Each trial started with a fixation cross for 500ms prior to the presentation of each emotion video. After each video a blank slide appeared for 500ms followed by the answer screen. An infinite response time was chosen to avoid restricting participants in their answer time producing trials with no response. An accidental mouse click outside the valid answer choice fields on the response screen prompted it to re-appear to further avoid missing responses. No feedback about their answer was provided. The mouse cursor only appeared for the emotion labelling display within trials. This way, it could not serve as distraction from the video on the screen. The resolution for the experiment was set to 1024 x 768 on a 21-inch monitor and participants were seated approximately 60cm from the computer screen, which allowed the face stimuli to appear in approximately full-size (1024 x 768) to the participant similar to face-to-face social interactions outside the laboratory.

Questionnaires.

Two different questionnaires were included: the Symptom-Checklist 90-R (SCL-90-R; [63]) and the Autism Spectrum Quotient (AQ; [64]). The AQ data was not used in the analyses here and will be presented elsewhere. The SCL-90-R served as screening instrument for potential clinical disorders since a healthy sample was desired. The Global Severity Index (GSI), i.e. the SCL-90-R sum score, was used as a distress index and marker for potential caseness according to the developer’s suggestion of a GSI score equivalent to a T score of 63. Twenty-six participants scored outside the normal range for non-patients. To test whether or not those individuals influenced the overall accuracy of response, analyses were run with and without these participants included. Only minor changes of less than 1% resulted (total accuracy without ‘cases’ = 69.47% vs. with ‘cases’ = 68.81%); a 1-sample t-test did not identify the difference as significant (p > .05). Therefore, results are presented including those participants.

Procedure.

The testing session was conducted in a quiet laboratory at the University of Bath, with between one and of four participants tested simultaneously. All participants underwent the computer task followed by the questionnaires with participants wearing headphones throughout the testing. Participants were fully debriefed on completion of the study and compensated for participation or granted course credit where applicable. Ethical approval for this study was given by the University of Bath Psychology Ethics Committee and all participants gave written informed consent prior to participation.

Dependent variables

DV 1: Raw hit rates referred to the percentage correct out of the total number of trials for each category. Since there were 10 answer choices on each trial, the chance level of response was 10%. Recognition rates above 10% were therefore necessary for a category to be considered recognisable at a greater than chance level of responding. No data were excluded.

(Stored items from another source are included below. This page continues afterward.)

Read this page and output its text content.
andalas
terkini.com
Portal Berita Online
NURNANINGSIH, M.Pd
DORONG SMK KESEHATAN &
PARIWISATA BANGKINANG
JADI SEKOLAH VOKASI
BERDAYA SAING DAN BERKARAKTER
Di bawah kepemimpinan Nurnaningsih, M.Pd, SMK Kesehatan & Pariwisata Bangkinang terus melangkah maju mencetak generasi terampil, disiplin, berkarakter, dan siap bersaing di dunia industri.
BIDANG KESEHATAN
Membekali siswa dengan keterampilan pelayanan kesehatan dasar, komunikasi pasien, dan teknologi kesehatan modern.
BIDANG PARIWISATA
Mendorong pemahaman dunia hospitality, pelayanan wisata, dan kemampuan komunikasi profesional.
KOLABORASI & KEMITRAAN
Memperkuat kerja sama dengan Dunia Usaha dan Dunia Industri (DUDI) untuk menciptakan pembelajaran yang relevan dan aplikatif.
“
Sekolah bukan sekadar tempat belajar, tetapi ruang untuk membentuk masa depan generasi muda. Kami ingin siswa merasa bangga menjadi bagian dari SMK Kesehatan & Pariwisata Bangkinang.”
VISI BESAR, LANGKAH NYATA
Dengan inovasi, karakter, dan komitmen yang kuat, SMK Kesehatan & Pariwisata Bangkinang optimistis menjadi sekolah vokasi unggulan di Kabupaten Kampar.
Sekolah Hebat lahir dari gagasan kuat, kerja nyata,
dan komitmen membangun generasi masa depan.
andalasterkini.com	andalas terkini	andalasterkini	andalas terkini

DV 2: Unbiased hit rates (Hu) were calculated based on the formula provided by Wagner [59] for each emotion category and each emotion category across all intensity levels. The formula corrects the accuracy rates by the possibility of choosing the right emotion label by chance as well as answering habits and produces so called ‘unbiased hit rates’, which additionally have the advantage of making the results comparable across studies. In facial emotion recognition tasks where multiple answer choices are provided, there is the possibility for the participant to choose the correct emotion label by chance, which biases the accuracy rates (percentage correct out of all presentations for a category). In addition, answering habits can occur, which also bias the results. An extreme example for such an answering habit would be that a participant assigns one specific emotion category to any sort of emotional display, e.g. always surprise for all fear and surprise displays. This would result in a perfect score for surprise, but does not reflect the ability to recognise surprise, as all fear presentations would be misattributed as surprise. To account for those potential biases, Elfenbein and Ambady [65] advised to use the formula proposed by Wagner [59] for multiple choice facial emotion recognition tasks. No data were excluded.

DV 3: Response time referred to the time participants took to respond from the moment the answer screen was presented until the participant clicked the mouse on their answer choice. Mean response times were computed for each intensity level and emotion category. Only trials with correct responses were used in these analyses.

Results

DV 1: Raw hit rates.

The overall accuracy for the task was 69% (SD = 9.02). Taken together, all low intensity videos had a mean raw hit rate of 56% (SD = 11.11), 68% for intermediate intensity (SD = 10.51), and 75% for high intensity (SD = 9.94).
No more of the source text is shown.